Gagné, à partir de 2016, par l’insécurité venue du Mali voisin, le Burkina Faso a vu l’implantation massive de groupes djihadistes sur son territoire. Au fil des ans et des ruptures politiques, le pays a progressivement plongé dans la guerre civile. Depuis l’arrivée du capitaine Ibrahim Traoré, on observe une fabrique étatique de la violence : militaire, civile et politique.

Début mars 2025, plusieurs vidéos envahissent les réseaux sociaux burkinabè. On y voit, dans la région de Solenzo, dans l’ouest du pays, des militaires accompagnés de Volontaires pour la défense de la patrie (VDP) – des civils armés opérant aux côtés des forces régulières – massacrant des dizaines d’habitants accusés de collaborer avec ces groupes djihadistes. Au même moment, cette fois près de Fada N’Gourma, dans l’est du pays, des dizaines d’autres habitants auraient subi le même sort tragique. Par ailleurs, si le monde rural est désormais plongé dans ce que certains observateurs qualifient de « sale guerre », la violence exercée par l’État et ses collaborateurs touche l’ensemble de la société : disparitions d’opposants et de défenseurs des droits humains, arrestations de journalistes envoyés au front, intimidations…

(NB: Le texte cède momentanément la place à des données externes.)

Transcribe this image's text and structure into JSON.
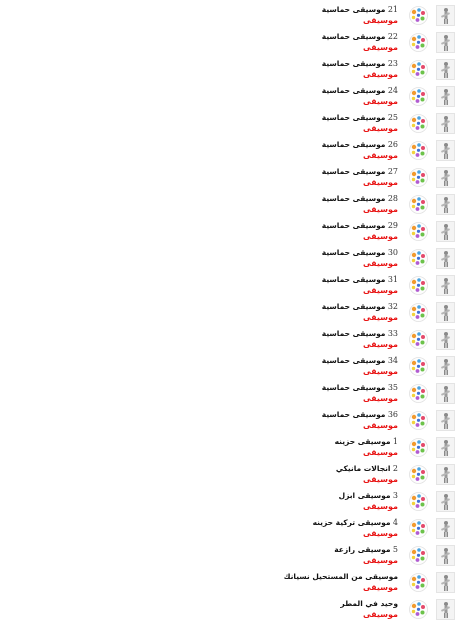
{
  "colors": {
    "accent_red": "#e81414",
    "text": "#111111",
    "thumb_bg": "#f4f4f4"
  },
  "icons": {
    "thumb_right": "guitar-player-icon",
    "thumb_mid": "colorful-circle-logo-icon"
  },
  "items": [
    {
      "num": "21",
      "title": "موسيقى حماسية",
      "sub": "موسيقى"
    },
    {
      "num": "22",
      "title": "موسيقى حماسية",
      "sub": "موسيقى"
    },
    {
      "num": "23",
      "title": "موسيقى حماسية",
      "sub": "موسيقى"
    },
    {
      "num": "24",
      "title": "موسيقى حماسية",
      "sub": "موسيقى"
    },
    {
      "num": "25",
      "title": "موسيقى حماسية",
      "sub": "موسيقى"
    },
    {
      "num": "26",
      "title": "موسيقى حماسية",
      "sub": "موسيقى"
    },
    {
      "num": "27",
      "title": "موسيقى حماسية",
      "sub": "موسيقى"
    },
    {
      "num": "28",
      "title": "موسيقى حماسية",
      "sub": "موسيقى"
    },
    {
      "num": "29",
      "title": "موسيقى حماسية",
      "sub": "موسيقى"
    },
    {
      "num": "30",
      "title": "موسيقى حماسية",
      "sub": "موسيقى"
    },
    {
      "num": "31",
      "title": "موسيقى حماسية",
      "sub": "موسيقى"
    },
    {
      "num": "32",
      "title": "موسيقى حماسية",
      "sub": "موسيقى"
    },
    {
      "num": "33",
      "title": "موسيقى حماسية",
      "sub": "موسيقى"
    },
    {
      "num": "34",
      "title": "موسيقى حماسية",
      "sub": "موسيقى"
    },
    {
      "num": "35",
      "title": "موسيقى حماسية",
      "sub": "موسيقى"
    },
    {
      "num": "36",
      "title": "موسيقى حماسية",
      "sub": "موسيقى"
    },
    {
      "num": "1",
      "title": "موسيقى حزينه",
      "sub": "موسيقى"
    },
    {
      "num": "2",
      "title": "انجالات مانيكي",
      "sub": "موسيقى"
    },
    {
      "num": "3",
      "title": "موسيقى ابزل",
      "sub": "موسيقى"
    },
    {
      "num": "4",
      "title": "موسيقى تركية حزينه",
      "sub": "موسيقى"
    },
    {
      "num": "5",
      "title": "موسيقى رازعة",
      "sub": "موسيقى"
    },
    {
      "num": "",
      "title": "موسيقى من المستحيل نسيانك",
      "sub": "موسيقى"
    },
    {
      "num": "",
      "title": "وحيد في المطر",
      "sub": "موسيقى"
    }
  ]
}
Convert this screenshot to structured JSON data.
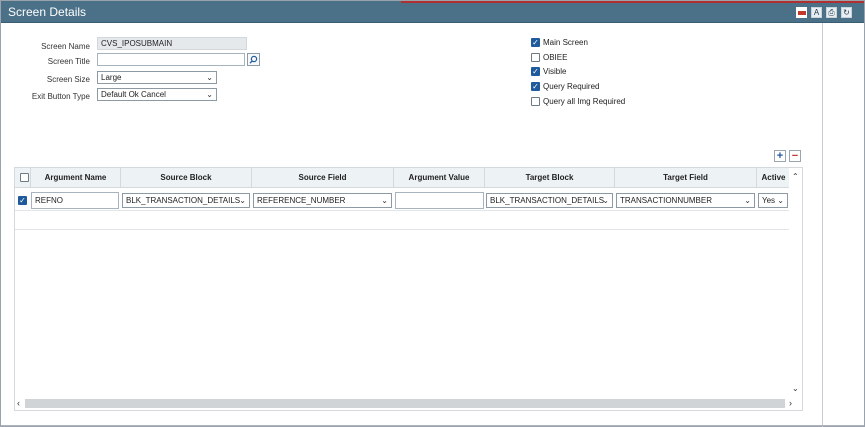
{
  "window": {
    "title": "Screen Details"
  },
  "form": {
    "screen_name_label": "Screen Name",
    "screen_name_value": "CVS_IPOSUBMAIN",
    "screen_title_label": "Screen Title",
    "screen_title_value": "",
    "screen_size_label": "Screen Size",
    "screen_size_value": "Large",
    "exit_button_label": "Exit Button Type",
    "exit_button_value": "Default Ok Cancel"
  },
  "options": [
    {
      "label": "Main Screen",
      "checked": true
    },
    {
      "label": "OBIEE",
      "checked": false
    },
    {
      "label": "Visible",
      "checked": true
    },
    {
      "label": "Query Required",
      "checked": true
    },
    {
      "label": "Query all Img Required",
      "checked": false
    }
  ],
  "grid": {
    "columns": [
      "Argument Name",
      "Source Block",
      "Source Field",
      "Argument Value",
      "Target Block",
      "Target Field",
      "Active"
    ],
    "rows": [
      {
        "selected": true,
        "argument_name": "REFNO",
        "source_block": "BLK_TRANSACTION_DETAILS",
        "source_field": "REFERENCE_NUMBER",
        "argument_value": "",
        "target_block": "BLK_TRANSACTION_DETAILS",
        "target_field": "TRANSACTIONNUMBER",
        "active": "Yes"
      }
    ]
  },
  "icons": {
    "title_actions": [
      "minimize-icon",
      "font-icon",
      "print-icon",
      "refresh-icon"
    ],
    "accent": "#4a7187",
    "check_color": "#1f5a9c",
    "add_color": "#1f5a9c",
    "delete_color": "#c0392b"
  }
}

Comment comprendre cette violence étatique multisectorielle et multisituée sur le territoire burkinabè ? Surtout, face à l’insurrection djihadiste et à la perte du contrôle de larges pans du territoire national, comment analyser cette contre-insurrection ? La violence pratiquée par les hommes en armes, qu’ils opèrent au sein ou en marge de l’État, apparaît comme un mode de gouvernement, et ces pratiques constituent une politique publique à part entière, accentuée par bientôt une décennie de violence.

Tout d’abord, la junte d’Ibrahim Traoré, arrivé par la force au pouvoir en 2022, s’inscrit dans l’histoire du Burkina Faso, marquée par la centralité de l’institution militaire et faisant de la violence une ressource légitime pour conquérir ou exercer le pouvoir. En effet, ces dynamiques ne sont guère nouvelles : depuis l’indépendance, en 1960, le rôle prépondérant des forces armées dans la politique s’est régulièrement traduit par des coups d’État. Cette « alternance par le putsch » illustre la manière dont la violence armée ou sa menace s’imposent comme un levier politique essentiel.

UNE DOUBLE DYNAMIQUE, MILITAIRE ET MILICIENNE

Ensuite, la militarisation historique du pouvoir ne se manifeste pas seulement par la présence de militaires à la tête de l’État, mais aussi par des pratiques, des discours et des représentations qui ont imprégné l’ensemble de la société. Ils ont notamment façonné les différentes formes de « gouvernement par la violence » des populations, en particulier autour de la figure historiquement située du « citoyen en arme », empruntée à Thomas Sankara.

On observe alors une double dynamique de militarisation du pouvoir et de milicianisation de la société.

Ainsi, dès son arrivée au pouvoir, le capitaine Traoré a décrété la mobilisation générale et lancé une vaste campagne de recrutement pour renforcer les forces paramilitaires engagées dans la lutte contre les groupes djihadistes. Selon les autorités, 90 000 personnes auraient déjà rejoint les rangs des VDP, une force instaurée timidement en 2019 sous le régime de l’ancien président Roch Marc Christian Kaboré. Ces citoyens burkinabè sont formés, équipés et financés par l’armée afin de participer aux opérations militaires aux côtés des forces régulières. On observe in fine, grâce au concours d’un État militarisé et de ses collaborateurs paramilitaires, une « milicianisation de la guerre contre le terrorisme », qui façonne les discours et les représentations politiques autour du conflit, tout en exacerbant les violences et la polarisation de la société.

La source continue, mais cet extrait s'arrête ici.